The interesting thing about the trio of daughters is that they provide a spectrum of feminism for the reader to ponder and judge. Edith is the eldest. Married early to likeable Bruce, she became a regular baby factory and yet she is roundly criticized on all sides for disappearing too much into her family. Her role as mother to her five children defines her completely, and trumps every other element of her life, including her relationship with her husband, her father, and her sisters. She did what was expected of a woman at the time, but she didn't do it correctly.

The youngest daughter, Laura, is basically the 1914 version of Paris Hilton. Spoiled, vapid, and generally rage-inspiring, she opts to marry a flashy young man in an extravagant "marriage experiment" which comes to a predictable and properly scandalous conclusion. (Sex! Sex, I say!) Both Edith and Laura are selfish. Edith wants all she can get for her small brood, and Laura wants all she can get for herself - the worse of the two kinds of selfishness. Here's Laura, also getting married, but partly because she makes light of the commitment that marriage truly is, partly because it's obvious that she's in it for the sex, and mostly because she refuses to have children (talk about the ULTIMATE selfish maneuver, bucking the biological imperative of reproduction so blatantly!), she is also doing things incorrectly.

And then there's Deborah. In the middle, she is the source of reason and stability, not only for her own family, but also for the poor families whose lives she helps through the work of her public schools. I admit that I was surprised to find a heroine like her in a novel from 1918. She is smart, logical, compassionate, fiercely independent and exceptionally hardworking. But I suppose someone had to have redeeming qualities, otherwise why would anyone ever read this book?

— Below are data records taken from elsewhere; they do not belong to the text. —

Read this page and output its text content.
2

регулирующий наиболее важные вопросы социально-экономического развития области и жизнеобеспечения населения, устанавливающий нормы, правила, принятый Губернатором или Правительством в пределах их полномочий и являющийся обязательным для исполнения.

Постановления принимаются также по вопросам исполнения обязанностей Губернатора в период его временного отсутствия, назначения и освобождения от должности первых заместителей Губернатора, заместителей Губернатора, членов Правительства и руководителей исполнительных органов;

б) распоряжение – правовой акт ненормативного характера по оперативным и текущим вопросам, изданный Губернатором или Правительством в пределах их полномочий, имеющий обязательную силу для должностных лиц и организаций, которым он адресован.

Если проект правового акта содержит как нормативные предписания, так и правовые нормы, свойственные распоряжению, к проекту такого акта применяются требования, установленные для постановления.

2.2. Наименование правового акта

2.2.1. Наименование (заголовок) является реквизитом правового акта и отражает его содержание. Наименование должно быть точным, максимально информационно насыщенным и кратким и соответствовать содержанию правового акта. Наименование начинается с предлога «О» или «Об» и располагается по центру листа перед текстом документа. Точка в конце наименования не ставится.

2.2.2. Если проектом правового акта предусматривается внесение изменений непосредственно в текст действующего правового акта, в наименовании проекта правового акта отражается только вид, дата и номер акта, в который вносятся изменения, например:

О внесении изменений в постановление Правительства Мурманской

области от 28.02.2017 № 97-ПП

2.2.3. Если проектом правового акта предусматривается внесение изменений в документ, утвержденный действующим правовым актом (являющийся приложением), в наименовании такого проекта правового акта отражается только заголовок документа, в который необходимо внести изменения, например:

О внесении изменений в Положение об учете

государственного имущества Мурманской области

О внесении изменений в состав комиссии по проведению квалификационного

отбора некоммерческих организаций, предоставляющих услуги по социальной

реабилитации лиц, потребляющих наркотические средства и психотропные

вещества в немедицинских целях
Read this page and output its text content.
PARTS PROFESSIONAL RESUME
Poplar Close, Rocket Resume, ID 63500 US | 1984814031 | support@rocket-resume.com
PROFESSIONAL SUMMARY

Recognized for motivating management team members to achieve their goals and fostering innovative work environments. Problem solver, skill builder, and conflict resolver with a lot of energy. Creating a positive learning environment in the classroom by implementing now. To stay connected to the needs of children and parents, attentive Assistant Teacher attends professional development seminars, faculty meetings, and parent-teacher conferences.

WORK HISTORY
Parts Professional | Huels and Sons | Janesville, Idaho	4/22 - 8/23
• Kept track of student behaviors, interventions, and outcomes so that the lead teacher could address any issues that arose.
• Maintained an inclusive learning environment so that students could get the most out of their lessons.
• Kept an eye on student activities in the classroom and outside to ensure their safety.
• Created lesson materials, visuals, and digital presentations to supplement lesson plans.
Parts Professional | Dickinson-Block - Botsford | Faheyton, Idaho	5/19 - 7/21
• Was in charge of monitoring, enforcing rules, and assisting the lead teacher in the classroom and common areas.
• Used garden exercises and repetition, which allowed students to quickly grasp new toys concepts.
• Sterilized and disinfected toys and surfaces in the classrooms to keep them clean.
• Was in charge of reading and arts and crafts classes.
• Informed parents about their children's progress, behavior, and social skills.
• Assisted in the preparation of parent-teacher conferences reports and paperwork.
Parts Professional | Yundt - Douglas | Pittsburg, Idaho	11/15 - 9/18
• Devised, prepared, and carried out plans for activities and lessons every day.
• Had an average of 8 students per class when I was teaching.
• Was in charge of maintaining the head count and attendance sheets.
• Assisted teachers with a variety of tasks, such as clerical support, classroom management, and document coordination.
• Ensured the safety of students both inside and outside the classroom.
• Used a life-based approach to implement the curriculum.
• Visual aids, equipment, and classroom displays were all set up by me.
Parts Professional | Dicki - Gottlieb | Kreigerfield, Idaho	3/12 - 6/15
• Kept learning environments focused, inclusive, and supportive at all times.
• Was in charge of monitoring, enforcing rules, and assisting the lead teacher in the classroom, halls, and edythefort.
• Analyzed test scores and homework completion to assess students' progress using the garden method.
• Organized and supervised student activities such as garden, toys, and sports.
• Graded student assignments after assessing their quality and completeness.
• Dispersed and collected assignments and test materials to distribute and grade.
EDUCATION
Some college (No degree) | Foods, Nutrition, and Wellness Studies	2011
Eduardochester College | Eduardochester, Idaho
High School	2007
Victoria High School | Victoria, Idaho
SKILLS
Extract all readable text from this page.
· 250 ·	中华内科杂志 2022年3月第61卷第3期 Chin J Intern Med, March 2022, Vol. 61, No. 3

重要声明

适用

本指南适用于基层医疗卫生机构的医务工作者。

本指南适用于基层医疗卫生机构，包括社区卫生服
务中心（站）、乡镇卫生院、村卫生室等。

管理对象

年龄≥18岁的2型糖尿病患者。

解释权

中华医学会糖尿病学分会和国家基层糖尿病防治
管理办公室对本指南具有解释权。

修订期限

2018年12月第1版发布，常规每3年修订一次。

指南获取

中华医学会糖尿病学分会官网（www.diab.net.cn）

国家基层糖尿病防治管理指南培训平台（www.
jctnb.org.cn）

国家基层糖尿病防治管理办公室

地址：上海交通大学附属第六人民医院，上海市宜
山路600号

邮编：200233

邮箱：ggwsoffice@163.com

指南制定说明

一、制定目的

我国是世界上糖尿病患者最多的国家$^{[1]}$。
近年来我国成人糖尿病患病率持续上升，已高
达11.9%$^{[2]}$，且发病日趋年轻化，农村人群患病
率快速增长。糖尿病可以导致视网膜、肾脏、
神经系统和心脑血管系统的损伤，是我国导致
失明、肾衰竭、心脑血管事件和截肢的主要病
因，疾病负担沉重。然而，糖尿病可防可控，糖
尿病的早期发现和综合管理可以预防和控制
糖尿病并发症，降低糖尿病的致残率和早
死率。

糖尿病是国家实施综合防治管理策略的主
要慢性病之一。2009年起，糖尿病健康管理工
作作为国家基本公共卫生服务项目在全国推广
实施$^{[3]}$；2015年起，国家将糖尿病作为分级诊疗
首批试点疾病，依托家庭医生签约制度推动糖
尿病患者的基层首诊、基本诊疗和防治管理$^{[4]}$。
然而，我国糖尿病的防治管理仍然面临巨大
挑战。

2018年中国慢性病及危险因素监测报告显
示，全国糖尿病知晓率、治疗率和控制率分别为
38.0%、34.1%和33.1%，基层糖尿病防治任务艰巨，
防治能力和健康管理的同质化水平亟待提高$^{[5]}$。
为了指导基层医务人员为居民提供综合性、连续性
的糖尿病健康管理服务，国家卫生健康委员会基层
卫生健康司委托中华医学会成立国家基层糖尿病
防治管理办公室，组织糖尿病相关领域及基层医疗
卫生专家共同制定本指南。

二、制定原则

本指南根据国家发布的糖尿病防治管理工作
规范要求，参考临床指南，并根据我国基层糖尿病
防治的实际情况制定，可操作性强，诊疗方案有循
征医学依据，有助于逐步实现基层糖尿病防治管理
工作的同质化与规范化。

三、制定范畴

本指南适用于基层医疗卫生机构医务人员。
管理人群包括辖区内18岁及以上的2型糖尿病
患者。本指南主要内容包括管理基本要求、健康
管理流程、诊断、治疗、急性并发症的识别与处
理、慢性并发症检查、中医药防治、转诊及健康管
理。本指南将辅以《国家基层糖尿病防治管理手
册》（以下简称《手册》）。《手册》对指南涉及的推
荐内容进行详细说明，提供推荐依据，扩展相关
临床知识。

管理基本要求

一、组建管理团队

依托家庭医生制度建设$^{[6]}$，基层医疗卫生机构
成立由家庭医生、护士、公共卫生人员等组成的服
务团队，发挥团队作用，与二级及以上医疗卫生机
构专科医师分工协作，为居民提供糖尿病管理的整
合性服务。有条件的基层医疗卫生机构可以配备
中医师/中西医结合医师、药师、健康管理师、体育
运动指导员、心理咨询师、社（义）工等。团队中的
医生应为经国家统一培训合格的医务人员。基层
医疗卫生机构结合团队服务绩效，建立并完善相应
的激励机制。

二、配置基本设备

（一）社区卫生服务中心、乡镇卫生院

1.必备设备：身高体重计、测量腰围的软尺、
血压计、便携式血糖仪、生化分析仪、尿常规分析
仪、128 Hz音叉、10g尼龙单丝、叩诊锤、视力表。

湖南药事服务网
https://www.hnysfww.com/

One of her primary struggles is not unlike the struggles that women have today: to marry or not to marry? To have children or not to have children? And if the answer to both questions is yes, how do those yeses affect the noble career to which she has dedicated her life? Ultimately Deborah also gets married, but it's a little ridiculous how long it takes a woman of her intelligence and emotional capacity to recognize that her suitor is a prince among men and that she should marry him immediately and get down to the business of living happily ever after. Her vacillation and wishy-washiness is so exasperating that for most of the book it feels like she is also doing things incorrectly.  Until the end of course, when she makes the right decision at (very) long last and we all breathe a sigh of relief.

Both Edith and Laura are punished for their brands of selfishness, but Deborah is punished for being too selfless. Although she seems to come out the best in the end, I closed the book thinking, "Women. We just cannot do *anything* right! Must be our small brains, delicate sensibilities, and vaginas getting in the way. Sheesh."

Other items hinted at in this book that are subtle and surprising: capitol punishment, eugenics, solar power, and euthanasia - which apparently was no biggie back then, and has since become a majorly BFD.

All told, this was a good book. Being totally unfamiliar with the other popular books published in 1917 I can't say whether it was the best choice for the Pulitzer, but it stands the test of time as a good read.

Up next: The Magnificent Ambersons, by Booth Tarkington, one of only three authors to win the award twice. We'll see if he's worth the hype.

2 comments:

Paula said...

LOL, I only read the first few pages so far. I knew I'd be bad at this, I can't even live up to the challenge of keeping up with you. :) ~Paula

Maria said...

Paula, I'm not sure I'll be able to keep up with me, give it a few weeks!